The answer is, you can’t expect that. When there is a system, where teachers and students are trapped in an echo-chamber with the absence of professional craft experience, there is a situation where anything goes. Anything the professor decides to include in the curriculum, now suddenly becomes important for the student to know regardless of whether the final job requires that knowledge. Because the job market at the end of the day, looks at the signaling from your certificate, which is unfortunately issued by people who only know to teach, but not to do.
This makes me wonder about whether we really need entire programs to teach people to teach. Couldn’t some casual banter with a lead engineer at a startup, give you guidance and direction about how to learn programming, and also provide insights and knowledge that is directly applicable to your craft. To me, this seems like a more direct way to approach education, let experts teach students their craft.
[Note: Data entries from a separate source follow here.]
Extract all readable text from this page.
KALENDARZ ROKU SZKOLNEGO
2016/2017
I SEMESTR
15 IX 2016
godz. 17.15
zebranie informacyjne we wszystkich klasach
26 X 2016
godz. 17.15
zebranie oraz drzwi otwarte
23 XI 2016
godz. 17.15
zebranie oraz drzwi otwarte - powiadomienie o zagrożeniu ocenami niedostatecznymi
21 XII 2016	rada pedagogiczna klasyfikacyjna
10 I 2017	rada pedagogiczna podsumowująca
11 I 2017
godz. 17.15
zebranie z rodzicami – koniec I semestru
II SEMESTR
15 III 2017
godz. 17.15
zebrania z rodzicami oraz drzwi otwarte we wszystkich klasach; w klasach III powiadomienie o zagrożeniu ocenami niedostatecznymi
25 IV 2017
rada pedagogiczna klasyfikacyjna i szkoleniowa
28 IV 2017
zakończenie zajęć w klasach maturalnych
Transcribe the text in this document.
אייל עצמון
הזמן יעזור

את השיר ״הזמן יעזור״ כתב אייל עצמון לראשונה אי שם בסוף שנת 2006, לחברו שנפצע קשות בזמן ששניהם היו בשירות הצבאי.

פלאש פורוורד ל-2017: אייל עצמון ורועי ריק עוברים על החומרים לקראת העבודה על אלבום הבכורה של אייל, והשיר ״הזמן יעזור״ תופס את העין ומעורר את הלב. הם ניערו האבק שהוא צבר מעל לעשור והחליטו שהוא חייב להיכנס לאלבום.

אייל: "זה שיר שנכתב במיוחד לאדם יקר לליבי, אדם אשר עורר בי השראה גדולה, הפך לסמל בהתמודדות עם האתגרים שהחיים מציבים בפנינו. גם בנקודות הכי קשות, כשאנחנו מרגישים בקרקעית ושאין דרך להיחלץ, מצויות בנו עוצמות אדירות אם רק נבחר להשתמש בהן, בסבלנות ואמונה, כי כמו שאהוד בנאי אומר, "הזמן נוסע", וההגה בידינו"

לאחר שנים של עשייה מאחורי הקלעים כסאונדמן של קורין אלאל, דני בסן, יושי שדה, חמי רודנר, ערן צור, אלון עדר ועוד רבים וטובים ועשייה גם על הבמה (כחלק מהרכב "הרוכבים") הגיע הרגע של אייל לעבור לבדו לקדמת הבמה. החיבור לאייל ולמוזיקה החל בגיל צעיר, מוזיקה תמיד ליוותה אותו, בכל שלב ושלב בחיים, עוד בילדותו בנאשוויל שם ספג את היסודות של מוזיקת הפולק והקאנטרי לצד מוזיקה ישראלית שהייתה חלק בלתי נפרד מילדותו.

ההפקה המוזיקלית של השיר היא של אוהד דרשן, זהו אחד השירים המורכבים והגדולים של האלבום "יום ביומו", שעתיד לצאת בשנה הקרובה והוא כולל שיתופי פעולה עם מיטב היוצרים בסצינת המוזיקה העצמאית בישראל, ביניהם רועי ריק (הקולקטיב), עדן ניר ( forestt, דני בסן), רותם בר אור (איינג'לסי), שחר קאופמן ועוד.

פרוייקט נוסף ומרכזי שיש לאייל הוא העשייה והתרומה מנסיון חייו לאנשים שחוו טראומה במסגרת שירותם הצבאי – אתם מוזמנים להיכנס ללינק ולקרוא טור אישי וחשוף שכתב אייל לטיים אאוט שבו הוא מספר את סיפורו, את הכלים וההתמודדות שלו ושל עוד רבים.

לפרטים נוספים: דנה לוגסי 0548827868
The middleman hand-waving of educational expertise, looks to me as an inefficiency in the system which just results in lost time, productivity and money.
Any skills required to teach effectively, could be taught in a bootcamp format if necessary. I’m sure the skills to teach can be taught in 6 months if the skills to be a competent programmer can be taught in 3. And this is probably giving it a wide berth.
Without the unnecessary overhead of teaching regulation and certification, availability of quality teachers and mentors will shoot up, creating more accessible and open education than ever before. This heralds a return to a time like Plato’s, where open discussion, collaboration and mentorship was the source of ever greater knowledge.
Axiom wants to imagine this decentralized, expert focused ideal to education. One that is exempt from standardization, certification and any other regulatory inefficiencies. We want an open, accessible and direct way to learn anything and build the best version of yourself.